Era como se eu tivesse entrado numa máquina do tempo e voltado centenas de anos, para uma Lisboa completamente diferente daquela lá embaixo:

E fui subindo os degraus, como se eles existissem apenas para mim.
Contemplei os telhados vermelhinhos e vi o horizonte aos poucos se abrindo:

Perdi o fôlego:

Mas recuperei rapidamente ao ver um casal de alemães se aproximar. Pedi-lhes mais uma foto:

Isso tudo ficava aos arredores daquele castelo, que cobrava meus poucos €uros para acessá-lo.
Resistí-lo foi fácil, já que o que me interessava mesmo estava do lado de fora dessas muralhas e meu bolso não estava tão cheio assim. Mas não resisti ao pedido educado de um senhor britânico, oferecendo-se para tirar uma foto minha.
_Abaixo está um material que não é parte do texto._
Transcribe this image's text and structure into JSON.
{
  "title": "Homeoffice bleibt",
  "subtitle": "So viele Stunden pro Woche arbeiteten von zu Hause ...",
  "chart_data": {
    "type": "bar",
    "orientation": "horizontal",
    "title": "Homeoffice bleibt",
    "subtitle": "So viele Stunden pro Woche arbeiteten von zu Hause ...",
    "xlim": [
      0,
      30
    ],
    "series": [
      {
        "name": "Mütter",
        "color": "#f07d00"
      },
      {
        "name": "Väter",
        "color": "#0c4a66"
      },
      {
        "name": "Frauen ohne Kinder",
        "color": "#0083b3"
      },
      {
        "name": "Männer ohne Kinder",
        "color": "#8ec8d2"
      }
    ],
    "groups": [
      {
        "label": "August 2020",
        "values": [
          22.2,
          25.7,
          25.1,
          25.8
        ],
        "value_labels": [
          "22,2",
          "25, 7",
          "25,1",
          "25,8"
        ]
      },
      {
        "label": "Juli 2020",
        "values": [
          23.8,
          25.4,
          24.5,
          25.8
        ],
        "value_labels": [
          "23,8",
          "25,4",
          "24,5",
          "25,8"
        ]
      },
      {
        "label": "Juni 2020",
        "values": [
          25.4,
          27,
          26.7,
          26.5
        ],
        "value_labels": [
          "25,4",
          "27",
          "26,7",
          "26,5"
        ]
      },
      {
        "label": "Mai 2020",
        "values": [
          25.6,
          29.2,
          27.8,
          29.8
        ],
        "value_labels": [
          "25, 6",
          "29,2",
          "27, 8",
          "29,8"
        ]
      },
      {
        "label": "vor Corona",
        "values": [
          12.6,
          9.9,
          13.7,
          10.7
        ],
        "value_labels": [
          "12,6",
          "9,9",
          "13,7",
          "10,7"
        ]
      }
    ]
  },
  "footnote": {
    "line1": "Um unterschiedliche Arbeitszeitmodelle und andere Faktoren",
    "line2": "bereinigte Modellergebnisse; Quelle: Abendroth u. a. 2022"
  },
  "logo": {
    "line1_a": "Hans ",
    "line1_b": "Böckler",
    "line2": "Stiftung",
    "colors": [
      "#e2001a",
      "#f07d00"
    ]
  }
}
Caprichei no “th” do thank you e fiz pose de turista:

Resolvi descer até o centro tomando um outro caminho.
Perguntei para um jovem guardinha como chegar até a Praça do Comércio e a resposta pareceu vir numa língua que eu nunca ouvira na vida.
Pensei que o cara estava falando alemão, depois pensei ser grego ou russo, mas era o incompreensível português cheio de gíria de Portugal.
Limpei meus ouvidos novamente e pedi para o guardinha repetir em slow motion, apertando a tecla SAP.
Então, ele me deu um sorrisão e falou: “-Brasileiro…” Quando dei por mim já estava dentro de uma lojinha de lembrancinhas comprando um galinho para minha mãe. Santas moedinhas!

Descer foi fácil.
Bastou seguir o trilho do bondinho que não havia como errar:

Eu ia descendo, encontrando turistas, tirando fotos:

O sol também ia descendo o horizonte. Se tivéssemos combinados, não estaríamos tão sincronizados:

Os caminhos dourados brilhavam aos meus olhos:

Apesar da temperatura máxima de 16°C refrescar-me o passeio inteiro, aquele sol surreal manteve o meu coração aquecido o tempo todo e fez minha tarde render:

Vi o sol atingir em cheio uma das tantas igrejas de Lisboa. Não poderia ser mais sagrado:

E foi assim que eu cheguei aquela praça principal e encontrei meus amiguinhos indonesianos esperando o Shuttle Bus (ônibus gratuito do navio).
E foi assim que eu economizei mais alguns €uros.